Post by Azula on Sun Oct 28, 2012 6:29 pm

I am part of an Academic Decathlon team on my school (I'm not going to explain it, just look it up if ya wanna know) and each member has to write a 3 1/2-4 minute speech. Preferably memorized, but notecards are allowed. (We can't just read the whole thing off a piece of paper)

I needed a good topic for mine this year, seeing as it's my last year (I'm a Senior in High School) and I decided to write mine on grammar nazis, seeing as I am one. So...I've decided to share it with you guys...maybe you can give me some advice, criticism, whatnot...just tell me what you think and how good it is.

Key: The all-caps words are to be emphasized (remember, I'll be giving this aloud with different tones of voice). The words that have each letter spelled out with a - inbetween, I'll be spelling those out as I give the speech.

“Hey, how be you todays?” “You mean how ARE you TODAY.” “What? I said that.” “No, you used improper grammar. I fixed it for you, you're welcome.” “Alright, fine. Whatever, you grammar nazi.”

The conversation I just enacted is just one example of many people who use bad grammar in everyday life...and also of those who strive to correct it. To these people, use of bad grammar is a terribly annoying thing, like an itch you can't scratch, a thorn in the side that must be removed. These people have received the nickname “grammar nazis.” The term is so often used that it has even earned a specific meaning on sites such as the Urban Dictionary.

A grammar nazi is a person who uses proper grammar at all times, especially online in emails, chatrooms, instant messaging, and web posts. A person who believes proper grammar...and even spelling, should be used by everyone whenever possible. Often, they even try to persuade or force others to use proper grammar and spelling as well, subtly mocking those who do not. They are also known as the spelling police.

But how did this all start? Why did grammar nazis suddenly appear and begin attacking those with less-than-perfect grammar? It probably all began when text messaging became a big deal with people. In 1920, RCE Communications, New York introduced the first “telex” service. Today, this service is known as “texting.” When it first became available to the public, texting cost so much money per message sent and each message had a limited number of characters allowed. Therefore, it wasn't long before a Short Message Service, or SMS, began. Shorthanded versions of words and phrases, such as using the letter 'u' instead of spelling out the whole word, y-o-u, or “Be right back” as “B-R-B.” SMS is also a way to get your message typed and sent faster.

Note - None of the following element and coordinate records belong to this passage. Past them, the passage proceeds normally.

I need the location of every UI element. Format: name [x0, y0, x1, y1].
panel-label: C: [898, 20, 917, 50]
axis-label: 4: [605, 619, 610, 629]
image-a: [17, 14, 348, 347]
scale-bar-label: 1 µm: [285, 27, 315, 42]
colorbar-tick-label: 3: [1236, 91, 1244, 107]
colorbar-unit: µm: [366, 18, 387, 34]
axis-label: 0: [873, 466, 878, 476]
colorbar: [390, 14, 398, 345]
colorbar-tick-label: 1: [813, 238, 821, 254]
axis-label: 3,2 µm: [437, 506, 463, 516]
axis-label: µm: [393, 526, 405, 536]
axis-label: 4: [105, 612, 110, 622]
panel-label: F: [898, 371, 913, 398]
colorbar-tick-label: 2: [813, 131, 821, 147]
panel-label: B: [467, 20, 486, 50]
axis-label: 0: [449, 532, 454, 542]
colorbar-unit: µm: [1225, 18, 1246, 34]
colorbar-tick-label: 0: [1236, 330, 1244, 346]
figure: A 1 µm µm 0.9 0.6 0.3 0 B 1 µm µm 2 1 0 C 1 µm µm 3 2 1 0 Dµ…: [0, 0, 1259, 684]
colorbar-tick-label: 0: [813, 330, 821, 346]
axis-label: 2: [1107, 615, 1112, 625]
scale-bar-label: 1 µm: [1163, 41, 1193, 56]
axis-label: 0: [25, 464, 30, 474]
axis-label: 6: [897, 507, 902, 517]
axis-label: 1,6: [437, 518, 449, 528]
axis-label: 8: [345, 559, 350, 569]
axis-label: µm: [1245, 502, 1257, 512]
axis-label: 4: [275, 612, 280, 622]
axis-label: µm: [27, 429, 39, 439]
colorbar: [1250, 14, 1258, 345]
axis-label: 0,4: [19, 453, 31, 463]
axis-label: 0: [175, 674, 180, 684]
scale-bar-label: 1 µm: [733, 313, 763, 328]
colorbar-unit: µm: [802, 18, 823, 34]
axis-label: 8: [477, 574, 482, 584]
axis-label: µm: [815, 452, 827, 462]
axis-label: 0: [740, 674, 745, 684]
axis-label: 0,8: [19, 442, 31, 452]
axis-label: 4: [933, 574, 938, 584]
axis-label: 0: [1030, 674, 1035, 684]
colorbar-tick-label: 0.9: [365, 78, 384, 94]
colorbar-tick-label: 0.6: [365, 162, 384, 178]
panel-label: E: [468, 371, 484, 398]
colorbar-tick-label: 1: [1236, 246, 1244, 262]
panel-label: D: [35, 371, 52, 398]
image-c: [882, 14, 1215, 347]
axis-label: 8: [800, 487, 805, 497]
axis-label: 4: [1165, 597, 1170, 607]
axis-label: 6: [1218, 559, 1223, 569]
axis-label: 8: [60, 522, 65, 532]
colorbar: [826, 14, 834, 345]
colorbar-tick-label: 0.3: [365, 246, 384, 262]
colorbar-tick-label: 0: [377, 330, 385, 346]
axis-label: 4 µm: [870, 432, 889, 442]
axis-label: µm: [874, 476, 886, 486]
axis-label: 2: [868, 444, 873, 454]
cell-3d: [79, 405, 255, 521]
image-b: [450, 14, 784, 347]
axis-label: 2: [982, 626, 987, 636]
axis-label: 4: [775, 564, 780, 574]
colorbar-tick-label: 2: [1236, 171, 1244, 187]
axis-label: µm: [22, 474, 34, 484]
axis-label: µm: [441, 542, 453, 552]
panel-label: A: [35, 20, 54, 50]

There is even a system in place for this. Omission of vowels is the most common form of Short Messaging. Many people have gotten so used to removing the vowels in their words that, when typing in a word document instead of texting, they type short hand and let spell-check help them get things right. Shorthand can also cause confusion between meanings. L-O-L can mean 'laugh out loud' or 'lots of love,' the former being the most common usage.

Another thing often overlooked or left out in short hand messaging is punctuation. Even those who don't shorthand often have trouble trying to figure out exactly where to place that comma or apostrophe, so how is it for those who text when trying to write a paper for school?

So, what is to be done about this? What HAS been done about this? Well, the answer seems to be persuading those who are addicted to short hand writing and texting to spell out the entire word or phrase, and that is what grammar nazis are trying to do. They take every opportunity to point out mistakes to people and they themselves use exemplary grammar and spelling. While often scorned and laughed at, these individuals resolutely plow on, determined to bring the spelling and grammar of those around them into tip-top shape.

How is it, then, that I know so much about grammar nazis? How is it I know of the burning passion they feel for excellent grammar, spelling, and punctuation? Well, it's because I, am a grammar nazi myself! I wear this title proudly and do my best to help those around me properly write out words, to not abbreviate every phrase and inform them of the correct spelling of that difficult word. Many would...and have, ridiculed me for taking this upon myself...and indeed, grammar nazis are often internet killjoys...but I say, is it not worth it to help this generation, the internet slash texting addicts be able to spell their way out of a paper bag?

I say yes, yes it it is worth it. Now, I shall leave you with this question: Do YOU think grammar is important?

As an update, I got 1st place in my category for Speech. Hazahh!